- Direct peering deals such as the one Netflix (NFLX -3.7%) struck with Comcast are a "toll to the powerful ISPs to protect our consumer experience," says Reed Hastings in a much-discussed blog post calling for tougher net neutrality rules to "protect an open, competitive Internet."
- Though analysts have argued the Netflix/Comcast deal could actually lower Netflix's bandwidth costs, Hastings declares action is needed to keep cable/phone duopolies from having undue leverage against Web service providers.
- He dismisses ISP complaints about Netflix's huge downstream volumes by arguing Netflix doesn't get a cut of the high-margin broadband revenue ISPs generate, and by noting ISPs don't pay fees for services (e.g. online backup) that generate heavier upstream volumes.
- Level 3 (LVLT -0.6%) and Cogent (CCOI -0.6%), each of whom get charged by ISPs for acting as intermediaries for the likes of Netflix (assuming no direct peering), also call peering a neutrality issue.
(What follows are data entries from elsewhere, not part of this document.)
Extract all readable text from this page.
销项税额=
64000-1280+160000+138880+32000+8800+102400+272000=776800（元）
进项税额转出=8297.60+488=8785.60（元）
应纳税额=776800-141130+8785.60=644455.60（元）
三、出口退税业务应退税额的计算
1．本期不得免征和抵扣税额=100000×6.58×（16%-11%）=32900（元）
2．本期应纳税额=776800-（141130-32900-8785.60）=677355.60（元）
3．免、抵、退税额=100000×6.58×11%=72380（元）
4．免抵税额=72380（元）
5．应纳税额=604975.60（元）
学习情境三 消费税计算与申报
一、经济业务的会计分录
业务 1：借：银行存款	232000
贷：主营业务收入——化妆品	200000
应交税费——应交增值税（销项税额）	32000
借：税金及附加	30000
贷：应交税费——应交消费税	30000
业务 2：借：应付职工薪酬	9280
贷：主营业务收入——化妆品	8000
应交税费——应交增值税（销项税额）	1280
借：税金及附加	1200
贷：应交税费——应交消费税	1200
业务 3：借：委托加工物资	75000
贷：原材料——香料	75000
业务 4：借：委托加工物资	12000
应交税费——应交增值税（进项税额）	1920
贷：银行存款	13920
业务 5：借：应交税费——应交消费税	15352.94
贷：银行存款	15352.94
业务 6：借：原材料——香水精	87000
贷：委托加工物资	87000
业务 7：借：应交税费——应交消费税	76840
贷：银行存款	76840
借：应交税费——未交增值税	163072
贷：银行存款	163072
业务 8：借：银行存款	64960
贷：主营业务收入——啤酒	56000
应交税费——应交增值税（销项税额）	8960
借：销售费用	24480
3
Today, Cogent offered to pay for capacity upgrades at ISP peering points in lieu of service payments, while arguing ISPs should ultimately be regulated as common carriers.
- Dan Rayburn isn't sold on Hastings' arguments. "Netflix likes to make it sound like there is only one way to deliver videos on the Internet when in fact, there are multiple ways ... the company that should be blamed will be different depending on the business situation."